Hup spent the first five years of her teaching career as the Luverne Elementary School librarian before teaching in the second-grade classroom the next 15 years. The last 20 years she taught first grade.
She said her time with the young learners has been rewarding.
“One of the best parts of teaching children is the ‘lightbulb’ moment,” Hup said. “Sometimes you work and work on a skill, and when the student understands the skill and is able to move forward, it is very gratifying.”
In four decades of teaching, Hup is seeing her second generation of students as children of former students enter her classroom. She is quick to tell these former students that they play a large role in their child’s education.
“Parents feel inadequate to help their child with schoolwork. That makes me sad because parents are their child’s first teacher,” Hup said.
Parents can read to children or quiz them on spelling, in addition to encouraging them with words and smiles to support learning.
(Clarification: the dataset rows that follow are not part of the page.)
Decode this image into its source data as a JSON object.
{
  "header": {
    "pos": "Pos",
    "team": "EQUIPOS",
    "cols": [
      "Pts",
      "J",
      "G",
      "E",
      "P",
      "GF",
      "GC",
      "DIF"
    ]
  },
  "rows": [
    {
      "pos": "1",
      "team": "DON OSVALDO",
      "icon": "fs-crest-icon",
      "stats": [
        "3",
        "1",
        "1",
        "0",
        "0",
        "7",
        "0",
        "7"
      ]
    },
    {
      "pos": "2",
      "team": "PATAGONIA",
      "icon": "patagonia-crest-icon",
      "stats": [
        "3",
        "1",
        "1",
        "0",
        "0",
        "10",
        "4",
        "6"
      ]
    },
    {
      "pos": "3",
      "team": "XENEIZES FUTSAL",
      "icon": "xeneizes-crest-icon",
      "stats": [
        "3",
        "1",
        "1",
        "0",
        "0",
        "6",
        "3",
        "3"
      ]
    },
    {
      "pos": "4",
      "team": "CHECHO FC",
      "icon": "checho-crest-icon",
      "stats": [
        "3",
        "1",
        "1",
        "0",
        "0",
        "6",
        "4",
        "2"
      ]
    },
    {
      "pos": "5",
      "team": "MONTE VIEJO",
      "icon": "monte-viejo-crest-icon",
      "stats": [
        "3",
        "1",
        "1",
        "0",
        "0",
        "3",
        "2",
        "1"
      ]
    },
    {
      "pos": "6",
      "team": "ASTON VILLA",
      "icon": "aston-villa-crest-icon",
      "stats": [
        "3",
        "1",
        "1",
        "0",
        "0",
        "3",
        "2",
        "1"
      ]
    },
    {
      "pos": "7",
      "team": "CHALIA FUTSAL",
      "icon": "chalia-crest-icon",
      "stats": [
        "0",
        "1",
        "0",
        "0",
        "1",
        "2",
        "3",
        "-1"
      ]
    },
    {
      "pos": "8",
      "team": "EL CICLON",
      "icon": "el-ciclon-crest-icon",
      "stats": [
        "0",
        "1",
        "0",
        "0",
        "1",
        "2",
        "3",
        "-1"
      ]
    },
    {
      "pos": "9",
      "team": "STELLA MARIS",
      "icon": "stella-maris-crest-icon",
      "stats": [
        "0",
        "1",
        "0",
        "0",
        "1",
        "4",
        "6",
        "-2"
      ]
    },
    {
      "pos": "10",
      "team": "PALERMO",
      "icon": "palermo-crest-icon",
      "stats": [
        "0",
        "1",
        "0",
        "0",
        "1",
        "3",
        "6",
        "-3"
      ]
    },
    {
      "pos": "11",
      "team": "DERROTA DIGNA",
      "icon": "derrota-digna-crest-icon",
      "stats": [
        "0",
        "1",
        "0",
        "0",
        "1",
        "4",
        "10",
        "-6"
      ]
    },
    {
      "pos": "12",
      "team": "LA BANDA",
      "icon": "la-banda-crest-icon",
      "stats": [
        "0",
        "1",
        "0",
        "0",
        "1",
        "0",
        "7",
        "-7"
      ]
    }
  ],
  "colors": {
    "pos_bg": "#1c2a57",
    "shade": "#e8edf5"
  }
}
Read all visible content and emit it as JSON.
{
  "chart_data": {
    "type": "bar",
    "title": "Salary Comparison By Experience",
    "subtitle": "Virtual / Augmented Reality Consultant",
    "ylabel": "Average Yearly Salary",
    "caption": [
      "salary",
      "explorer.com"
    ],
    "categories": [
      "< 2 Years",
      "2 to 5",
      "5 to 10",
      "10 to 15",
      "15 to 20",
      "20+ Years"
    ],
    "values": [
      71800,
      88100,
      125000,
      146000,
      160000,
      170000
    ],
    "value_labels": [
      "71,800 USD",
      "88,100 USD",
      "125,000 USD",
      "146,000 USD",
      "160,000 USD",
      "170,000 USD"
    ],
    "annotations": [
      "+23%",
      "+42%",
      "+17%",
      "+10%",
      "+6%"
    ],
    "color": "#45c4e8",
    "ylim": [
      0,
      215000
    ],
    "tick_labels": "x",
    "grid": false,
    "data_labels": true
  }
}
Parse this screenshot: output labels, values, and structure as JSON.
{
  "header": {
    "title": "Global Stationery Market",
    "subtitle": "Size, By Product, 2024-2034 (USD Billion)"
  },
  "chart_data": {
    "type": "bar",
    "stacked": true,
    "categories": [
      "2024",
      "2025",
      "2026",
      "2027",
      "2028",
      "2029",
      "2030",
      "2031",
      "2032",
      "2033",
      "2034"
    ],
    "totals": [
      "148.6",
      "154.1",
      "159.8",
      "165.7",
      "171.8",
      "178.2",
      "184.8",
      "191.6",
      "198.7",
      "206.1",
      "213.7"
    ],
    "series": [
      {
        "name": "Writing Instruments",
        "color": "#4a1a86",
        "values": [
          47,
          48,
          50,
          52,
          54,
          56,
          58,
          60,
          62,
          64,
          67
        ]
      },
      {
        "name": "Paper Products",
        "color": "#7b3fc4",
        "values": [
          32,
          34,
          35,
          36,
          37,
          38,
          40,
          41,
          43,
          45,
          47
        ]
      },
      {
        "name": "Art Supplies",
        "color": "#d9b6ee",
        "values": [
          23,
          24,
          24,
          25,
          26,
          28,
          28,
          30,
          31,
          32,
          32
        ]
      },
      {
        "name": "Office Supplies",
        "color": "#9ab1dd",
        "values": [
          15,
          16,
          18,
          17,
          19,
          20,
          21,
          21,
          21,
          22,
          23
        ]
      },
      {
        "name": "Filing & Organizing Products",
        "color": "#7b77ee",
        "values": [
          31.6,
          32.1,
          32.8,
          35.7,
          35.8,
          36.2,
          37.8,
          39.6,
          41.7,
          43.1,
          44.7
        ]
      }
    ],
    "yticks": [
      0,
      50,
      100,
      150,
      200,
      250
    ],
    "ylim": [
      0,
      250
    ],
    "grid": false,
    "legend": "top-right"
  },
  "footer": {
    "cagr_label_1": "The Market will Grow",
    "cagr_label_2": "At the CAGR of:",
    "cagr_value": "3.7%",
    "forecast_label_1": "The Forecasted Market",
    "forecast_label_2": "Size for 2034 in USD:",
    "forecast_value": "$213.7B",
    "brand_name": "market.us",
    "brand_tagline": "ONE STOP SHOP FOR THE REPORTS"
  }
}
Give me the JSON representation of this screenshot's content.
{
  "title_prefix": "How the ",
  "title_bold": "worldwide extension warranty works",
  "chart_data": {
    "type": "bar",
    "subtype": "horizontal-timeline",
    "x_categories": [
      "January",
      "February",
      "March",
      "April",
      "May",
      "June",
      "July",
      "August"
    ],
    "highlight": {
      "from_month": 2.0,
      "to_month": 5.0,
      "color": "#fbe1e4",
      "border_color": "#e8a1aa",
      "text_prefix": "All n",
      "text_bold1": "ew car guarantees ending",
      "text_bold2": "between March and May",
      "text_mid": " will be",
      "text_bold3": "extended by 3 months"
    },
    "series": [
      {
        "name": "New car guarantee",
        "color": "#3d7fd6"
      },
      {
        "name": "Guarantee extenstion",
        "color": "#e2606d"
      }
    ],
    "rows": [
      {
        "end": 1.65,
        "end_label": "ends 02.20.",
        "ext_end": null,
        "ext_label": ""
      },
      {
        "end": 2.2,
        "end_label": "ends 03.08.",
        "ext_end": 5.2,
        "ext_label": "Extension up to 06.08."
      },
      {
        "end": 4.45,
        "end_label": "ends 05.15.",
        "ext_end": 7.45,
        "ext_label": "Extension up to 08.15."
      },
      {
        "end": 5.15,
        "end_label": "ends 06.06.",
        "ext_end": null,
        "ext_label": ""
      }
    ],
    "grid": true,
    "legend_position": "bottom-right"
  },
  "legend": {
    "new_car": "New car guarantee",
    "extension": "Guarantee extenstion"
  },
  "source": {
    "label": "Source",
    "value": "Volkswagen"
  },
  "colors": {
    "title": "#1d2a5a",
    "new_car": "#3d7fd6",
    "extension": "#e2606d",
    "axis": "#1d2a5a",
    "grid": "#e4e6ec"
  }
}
These are elements teachers know work in the classroom.
“Children at the younger ages are giving and forgiving, ready with stories about themselves, happy to be at school with friends, and quick to say and/or write how they love their teacher,” Hup said. “For the most part, children work hard to do their best.”
Hard work and do your best are lessons Hup emphasizes to her students and, for herself, she’s followed the advice of “be flexible and have a sense of humor” throughout her career.
A passion for learning and children also helps.
Hup’s peers noticed this passion in 2014 when they selected her as the Luverne Education Association Teacher of the Year.
Her advice for anyone thinking about the teaching profession is to never stop learning.
“If you want to mold individuals to be persons of integrity and character, if you want to inspire people to make a positive difference in the world, if you want to encourage and demonstrate that it takes all kinds of people and all kinds of jobs and services in this world, then by all means be a teacher,” Hup said. “Everything we do begins with education.”
Beginning next week, Hup’s future plans are also flexible.
She’ll spend more time with her husband, Ken, and their three children and spouses — Mitch (Sara), Breanne (Jesse) and Matt — and four grandchildren. She also plans on volunteering, reading and spending time at the lake.
“I’m assured that retirement is right for me,” Hup said. “After 40 years of working with amazing and gifted people and doing what I love to do, it’s bittersweet. Relying on the wisdom of experienced veteran teachers and combining that with the freshness of novice teachers, our school district is in good hands.”